Advanced Pod Scheduling: Affinity, Taints, Tolerations, Topology
Fine-tune pod placement across your Kubernetes cluster using node affinity, pod affinity/anti-affinity, taints/tolerations, and topology spread constraints.
Advanced Pod Scheduling: Taints, Tolerations, Affinity, and Topology
Kubernetes schedules pods onto nodes automatically. The default scheduler looks at resource requests and finds a node with enough capacity. But sometimes you need more control. You might want to run workloads on specific nodes, keep certain pods separated, or distribute replicas across availability zones. Kubernetes provides several mechanisms for this: taints, tolerations, affinity, and topology spread constraints.

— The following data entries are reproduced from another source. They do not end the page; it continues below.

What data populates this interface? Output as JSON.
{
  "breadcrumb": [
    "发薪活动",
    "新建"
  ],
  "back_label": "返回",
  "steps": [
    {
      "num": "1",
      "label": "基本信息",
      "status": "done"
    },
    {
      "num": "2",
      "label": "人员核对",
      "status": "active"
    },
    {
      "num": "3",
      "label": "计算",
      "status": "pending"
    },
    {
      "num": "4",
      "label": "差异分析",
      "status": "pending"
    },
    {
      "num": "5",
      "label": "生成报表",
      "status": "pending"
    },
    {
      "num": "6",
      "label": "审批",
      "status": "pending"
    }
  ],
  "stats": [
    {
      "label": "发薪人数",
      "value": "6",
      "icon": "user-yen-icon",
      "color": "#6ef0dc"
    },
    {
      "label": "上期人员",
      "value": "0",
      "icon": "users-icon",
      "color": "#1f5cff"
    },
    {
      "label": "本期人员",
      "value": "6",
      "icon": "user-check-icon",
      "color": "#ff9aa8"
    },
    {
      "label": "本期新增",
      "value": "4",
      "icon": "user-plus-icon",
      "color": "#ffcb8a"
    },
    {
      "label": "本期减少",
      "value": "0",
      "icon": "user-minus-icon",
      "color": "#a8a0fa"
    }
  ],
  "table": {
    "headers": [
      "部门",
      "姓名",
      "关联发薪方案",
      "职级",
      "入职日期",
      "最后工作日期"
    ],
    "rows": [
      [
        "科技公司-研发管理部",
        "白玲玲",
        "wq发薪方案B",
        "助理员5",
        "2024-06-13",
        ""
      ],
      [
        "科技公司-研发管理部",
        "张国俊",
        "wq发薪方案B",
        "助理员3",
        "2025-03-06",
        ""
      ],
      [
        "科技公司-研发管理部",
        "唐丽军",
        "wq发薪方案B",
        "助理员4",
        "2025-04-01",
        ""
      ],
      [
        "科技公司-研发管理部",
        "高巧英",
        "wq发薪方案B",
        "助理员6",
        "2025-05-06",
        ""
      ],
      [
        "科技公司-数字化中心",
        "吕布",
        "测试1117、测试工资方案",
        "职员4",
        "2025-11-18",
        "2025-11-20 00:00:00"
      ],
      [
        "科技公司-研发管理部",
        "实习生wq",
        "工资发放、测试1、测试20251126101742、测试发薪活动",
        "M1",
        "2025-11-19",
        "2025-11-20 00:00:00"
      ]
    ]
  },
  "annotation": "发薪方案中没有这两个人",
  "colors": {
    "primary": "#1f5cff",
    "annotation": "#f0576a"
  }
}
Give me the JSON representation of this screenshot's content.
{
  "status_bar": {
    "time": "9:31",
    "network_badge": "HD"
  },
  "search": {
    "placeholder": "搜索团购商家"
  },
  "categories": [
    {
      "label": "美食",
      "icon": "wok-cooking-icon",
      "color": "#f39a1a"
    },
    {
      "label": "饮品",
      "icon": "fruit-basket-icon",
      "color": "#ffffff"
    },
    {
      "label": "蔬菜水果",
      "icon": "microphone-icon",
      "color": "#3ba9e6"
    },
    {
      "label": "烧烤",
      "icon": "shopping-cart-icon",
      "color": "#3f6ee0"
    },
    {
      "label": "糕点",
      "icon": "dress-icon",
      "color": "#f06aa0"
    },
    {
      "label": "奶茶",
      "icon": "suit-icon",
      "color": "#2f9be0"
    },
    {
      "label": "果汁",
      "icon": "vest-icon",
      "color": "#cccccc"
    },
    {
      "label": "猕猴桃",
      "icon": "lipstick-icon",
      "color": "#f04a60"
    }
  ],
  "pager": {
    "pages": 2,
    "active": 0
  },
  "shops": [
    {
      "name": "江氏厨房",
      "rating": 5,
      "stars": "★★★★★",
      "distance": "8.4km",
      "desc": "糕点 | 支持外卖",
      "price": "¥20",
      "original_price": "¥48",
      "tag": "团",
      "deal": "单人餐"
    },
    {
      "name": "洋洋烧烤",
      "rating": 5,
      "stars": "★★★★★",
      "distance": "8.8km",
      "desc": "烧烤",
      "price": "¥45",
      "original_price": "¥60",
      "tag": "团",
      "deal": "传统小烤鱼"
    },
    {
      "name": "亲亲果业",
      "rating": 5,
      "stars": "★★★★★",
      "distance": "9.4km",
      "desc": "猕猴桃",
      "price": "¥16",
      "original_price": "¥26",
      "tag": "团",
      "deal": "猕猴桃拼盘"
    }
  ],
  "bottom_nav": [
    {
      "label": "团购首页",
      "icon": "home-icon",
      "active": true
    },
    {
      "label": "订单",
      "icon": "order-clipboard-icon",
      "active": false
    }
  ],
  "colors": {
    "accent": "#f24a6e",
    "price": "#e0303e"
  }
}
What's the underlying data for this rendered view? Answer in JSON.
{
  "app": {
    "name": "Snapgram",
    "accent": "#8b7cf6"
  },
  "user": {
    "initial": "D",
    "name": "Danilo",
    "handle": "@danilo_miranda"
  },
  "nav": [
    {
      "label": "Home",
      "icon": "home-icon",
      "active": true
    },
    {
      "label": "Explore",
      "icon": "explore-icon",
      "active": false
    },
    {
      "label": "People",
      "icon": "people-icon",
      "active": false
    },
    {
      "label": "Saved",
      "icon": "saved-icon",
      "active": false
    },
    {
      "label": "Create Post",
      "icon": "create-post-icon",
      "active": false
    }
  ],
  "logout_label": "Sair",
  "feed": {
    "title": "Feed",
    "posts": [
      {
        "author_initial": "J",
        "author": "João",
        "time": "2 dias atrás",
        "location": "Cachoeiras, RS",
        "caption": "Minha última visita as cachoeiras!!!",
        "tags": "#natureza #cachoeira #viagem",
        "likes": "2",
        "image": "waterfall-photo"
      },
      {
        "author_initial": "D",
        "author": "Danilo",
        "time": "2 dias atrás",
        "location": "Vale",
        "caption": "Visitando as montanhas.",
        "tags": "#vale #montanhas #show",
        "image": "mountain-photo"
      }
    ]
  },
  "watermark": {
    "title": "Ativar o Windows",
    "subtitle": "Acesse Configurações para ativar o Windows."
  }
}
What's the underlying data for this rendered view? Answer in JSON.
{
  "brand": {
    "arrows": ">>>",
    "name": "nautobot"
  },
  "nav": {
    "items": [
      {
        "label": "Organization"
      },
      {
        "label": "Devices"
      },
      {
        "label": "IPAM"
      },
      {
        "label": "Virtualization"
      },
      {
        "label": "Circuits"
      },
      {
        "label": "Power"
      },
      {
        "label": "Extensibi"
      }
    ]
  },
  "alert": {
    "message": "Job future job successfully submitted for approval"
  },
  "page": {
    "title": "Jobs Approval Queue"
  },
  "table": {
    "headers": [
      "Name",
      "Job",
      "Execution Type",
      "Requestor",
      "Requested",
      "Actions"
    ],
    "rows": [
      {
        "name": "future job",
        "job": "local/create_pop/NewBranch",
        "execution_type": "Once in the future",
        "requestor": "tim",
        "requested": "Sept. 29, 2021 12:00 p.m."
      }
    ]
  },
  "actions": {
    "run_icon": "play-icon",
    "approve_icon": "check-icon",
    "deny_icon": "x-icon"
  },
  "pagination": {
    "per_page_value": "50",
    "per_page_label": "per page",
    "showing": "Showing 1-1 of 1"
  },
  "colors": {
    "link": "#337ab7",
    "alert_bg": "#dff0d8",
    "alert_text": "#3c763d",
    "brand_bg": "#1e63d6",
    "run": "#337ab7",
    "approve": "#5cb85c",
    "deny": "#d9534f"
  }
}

This post covers how Kubernetes scheduling works by default and how to override it for specialized workloads.
For Kubernetes basics, see the Kubernetes fundamentals post. For high availability patterns, see the High Availability post.
When to Use / When Not to Use
Use scheduling mechanisms when
- Specialized hardware is involved. GPU nodes, high-memory machines, nodes with local SSDs all warrant explicit placement decisions.
- Multiple teams share a cluster and need isolation. Production workloads should not share nodes with less-trusted workloads.
- Availability requirements demand zone distribution. If a single AZ outage should not take down your service, pods need to spread.
- Related pods should co-locate or spread apart. A cache and its backend probably want to be near each other. Replicas of the same service definitely do not.
Skip custom scheduling when
- Default scheduling works. The scheduler is good at what it does. Do not add constraints unless you have a problem default scheduling does not solve.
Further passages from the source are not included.